Hint: Here given an algebraic equation we need to find the set of solutions. For this, first we have to convert the given equation to the form quadratic equation $$a{x^2} + bx + c = 0$$ by taking some substitution. Later solve the quadratic equation by using the formula $$x = \dfrac{{ - b \pm \sqrt {{b^2} - 4ac} }}{{2a}}$$ on substituting the values we get the required solution.

Complete step-by-step answer:
Consider the given expression:
$$ \Rightarrow \,\,\,{x^4} - 5{x^3} - 4{x^2} - 5x + 1 = 0$$ -----(1)

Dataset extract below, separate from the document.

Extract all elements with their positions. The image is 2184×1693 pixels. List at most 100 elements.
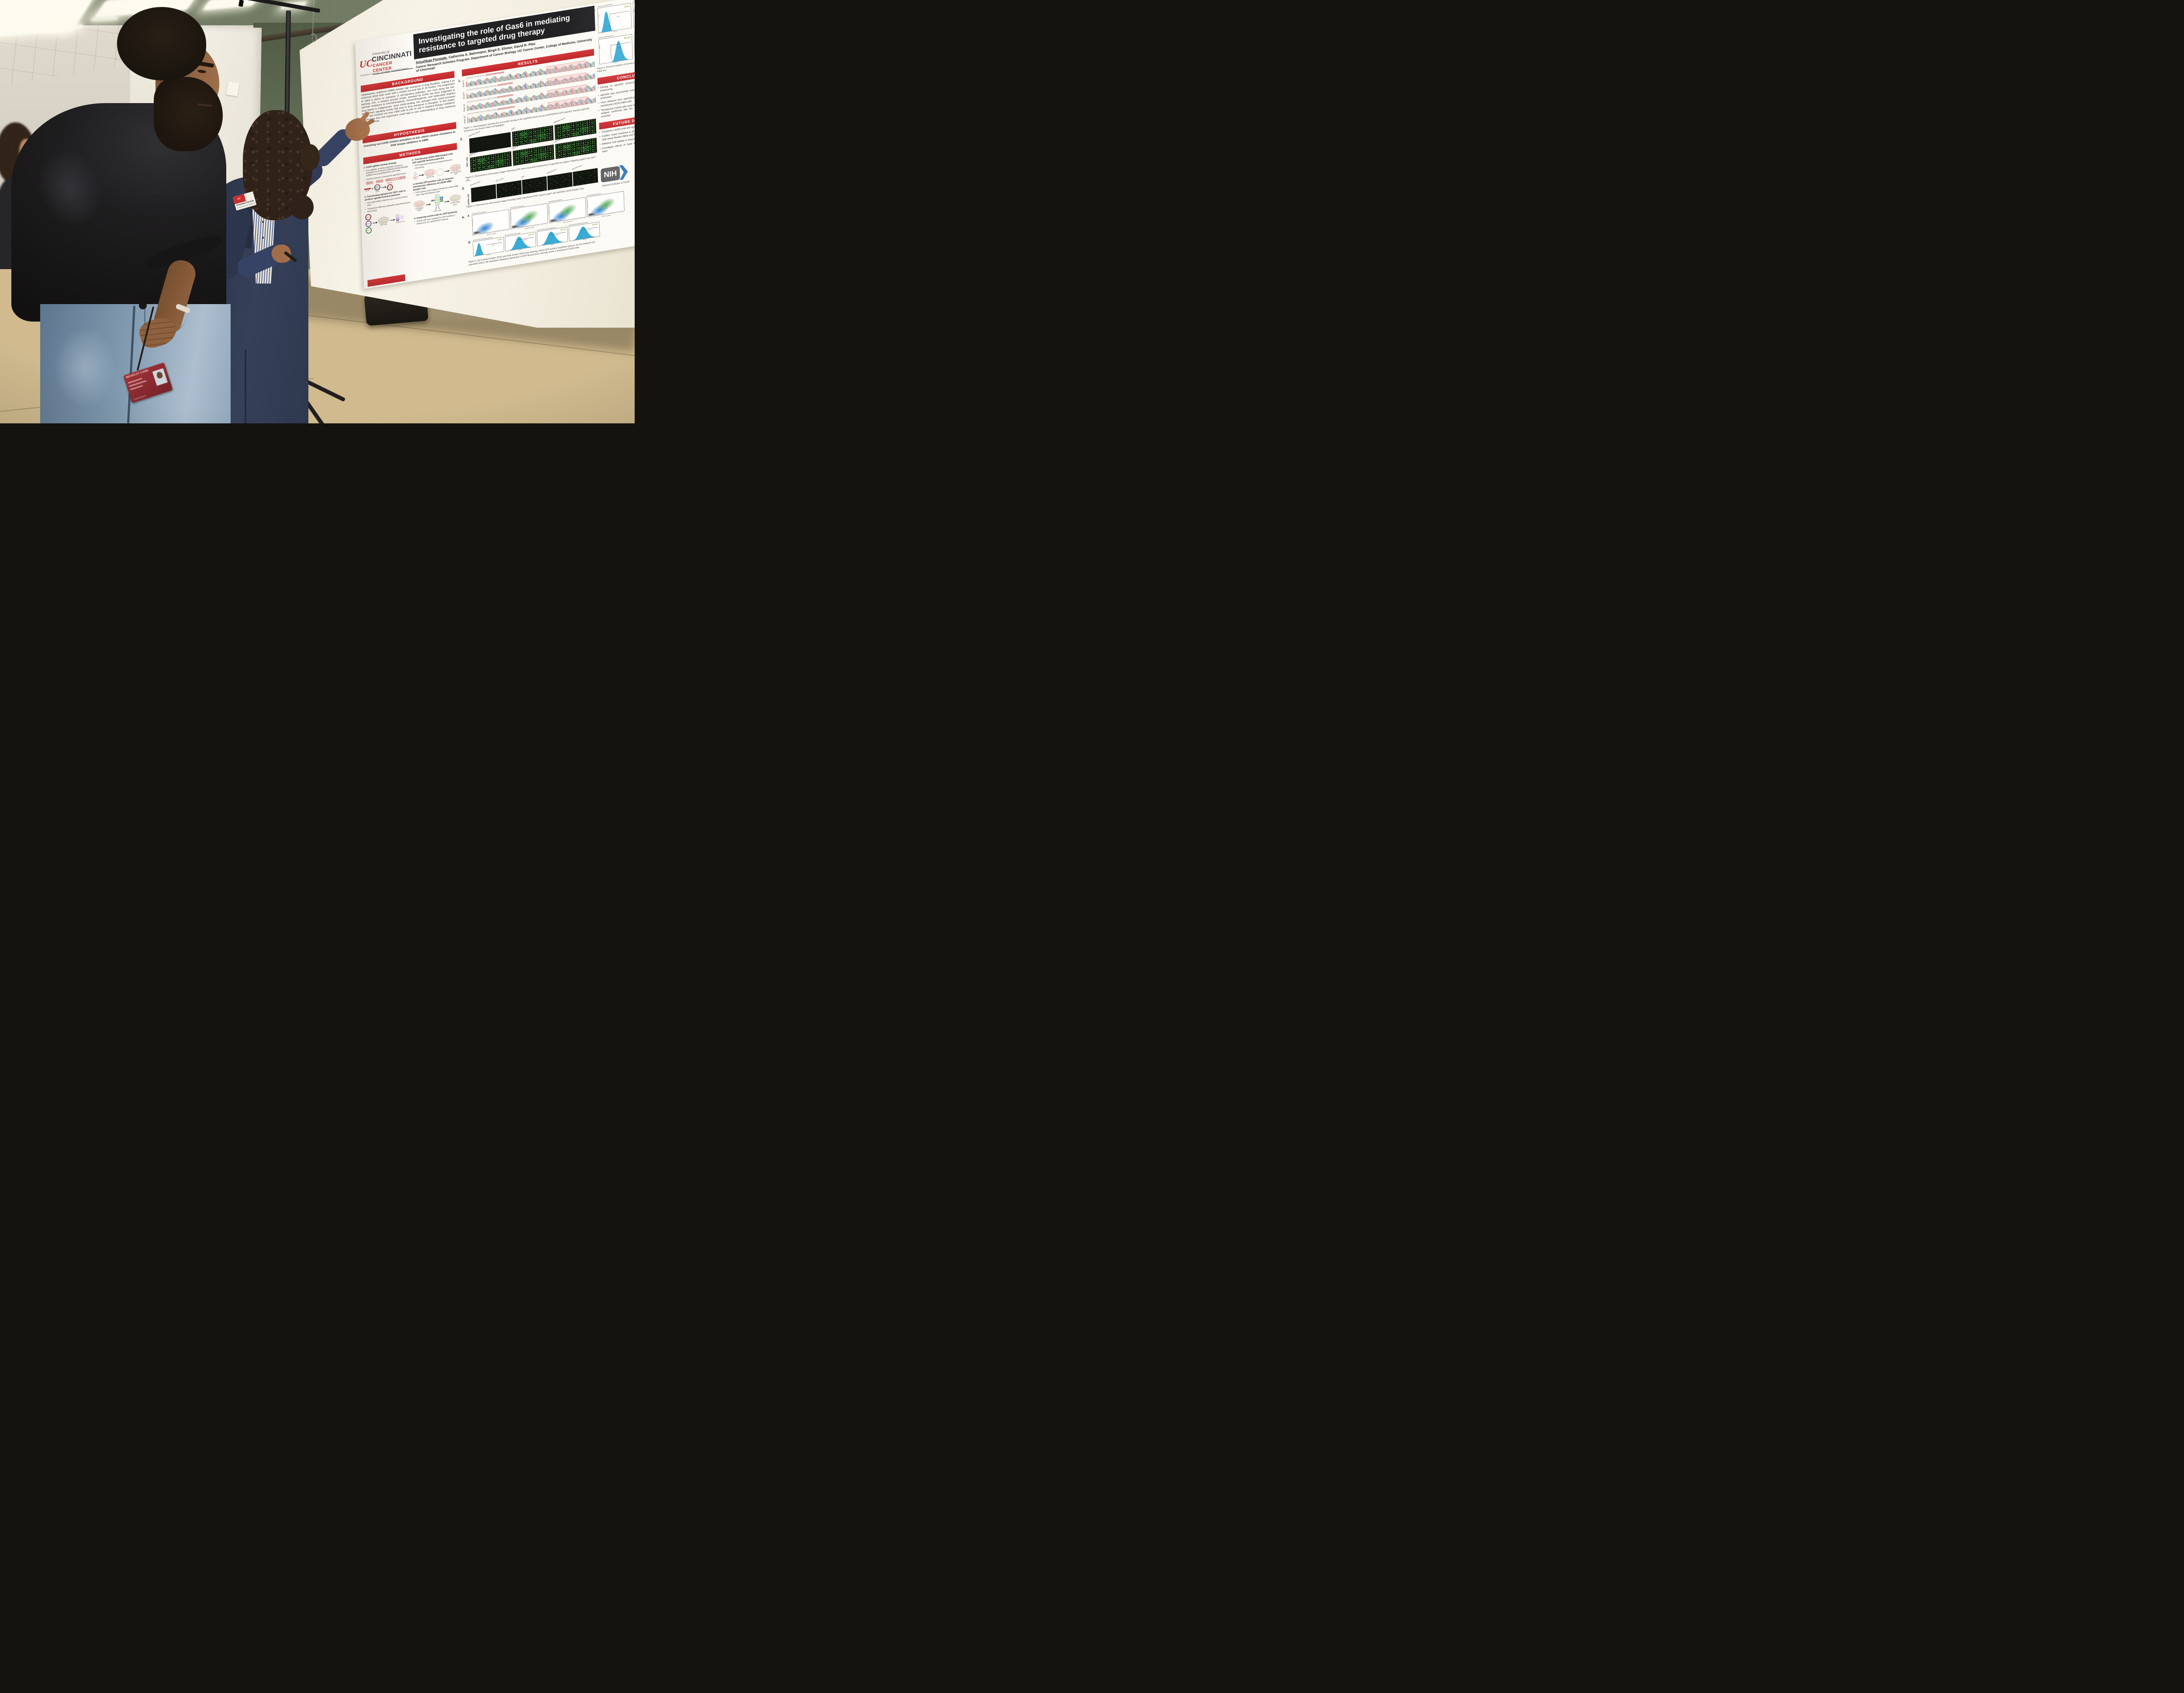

Divide the whole equation by $${x^2}$$
$$ \Rightarrow \,\,\,{x^2} - 5x - 4 - \dfrac{5}{x} + \dfrac{1}{{{x^2}}} = 0$$
On rearranging, we have
$$ \Rightarrow \,\,\,{x^2} + \dfrac{1}{{{x^2}}} - 5\left( {x + \dfrac{1}{x}} \right) - 4 = 0$$ ----(2)
Let’s put $$\left( {x + \dfrac{1}{x}} \right) = m$$, then
$${\left( {x + \dfrac{1}{x}} \right)^2} = {m^2}$$
$${x^2} + \dfrac{1}{{{x^2}}} + 2\left( x \right)\left( {\dfrac{1}{x}} \right) = {m^2}$$
$${x^2} + \dfrac{1}{{{x^2}}} + 2\left( x \right)\left( {\dfrac{1}{x}} \right) = {m^2}$$
$${x^2} + \dfrac{1}{{{x^2}}} + 2 = {m^2}$$
$${x^2} + \dfrac{1}{{{x^2}}} = {m^2} - 2$$
Then equation (2) becomes
$$ \Rightarrow \,\,\,{m^2} - 2 - 5m - 4 = 0$$
$$ \Rightarrow \,\,\,{m^2} - 5m - 6 = 0$$ ----(3)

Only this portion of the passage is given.